Ringfort (Rath), Loughvella, Co. Clare
Co. Clare |
Ringforts
What survives at Loughvella is only half a ringfort, and that incompleteness is precisely what makes it worth attention.
A later field wall, running east to west, has truncated the enclosure, cutting away everything south of it, so that what remains is a D-shaped platform rather than the roughly circular form these earthworks typically take. The interior measures about 32 metres east to west and 22 metres north to south, and the surrounding earthen bank, between two and a half and four metres wide, rises only around a metre above the interior ground level. Whitethorn bushes follow the line of the bank from west to east, a common enough sight on these old boundaries, where the thorns were either planted deliberately or simply colonised the undisturbed earthwork over centuries. There is no visible fosse, the defensive ditch that usually runs outside a bank of this kind, and no obvious entrance gap survives.

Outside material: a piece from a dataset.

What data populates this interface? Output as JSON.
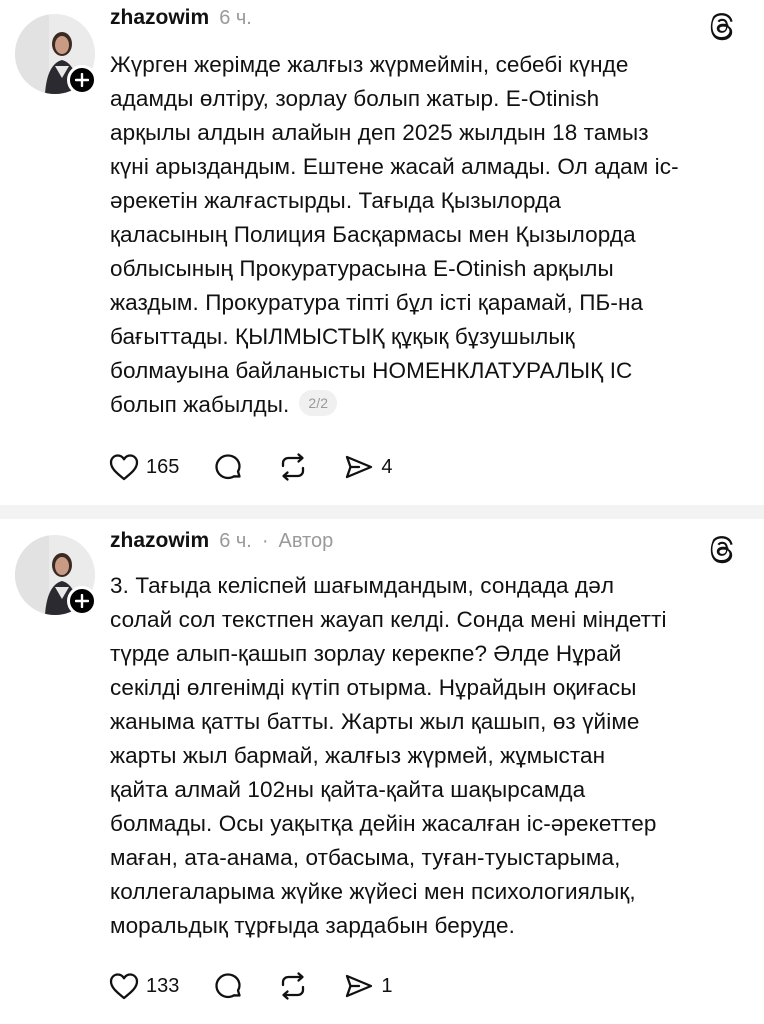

A rath is an earthen ringfort, the kind of enclosed farmstead that tens of thousands of farming families in early medieval Ireland, roughly the fifth to twelfth centuries, built as their primary settlement and place of livestock enclosure. This one sits at the foot of a gentle north-west-facing slope overlooking the Claureen River, about 140 metres to the north-west, a placement that reflects the practical logic of the period: proximity to water, a degree of natural shelter, and a commanding view of the immediate landscape. Traces of a stone wall are visible on the bank at the western side, and possibly elsewhere, suggesting the earthwork may once have been reinforced with dry-stone walling. About 70 metres to the north-east lies a cashel, a related but distinct monument type in which the enclosing boundary is built entirely of stone rather than earth. The proximity of the two suggests this corner of County Clare was a focus of early settlement activity, with different building traditions perhaps reflecting different periods of use or the preferences of different households.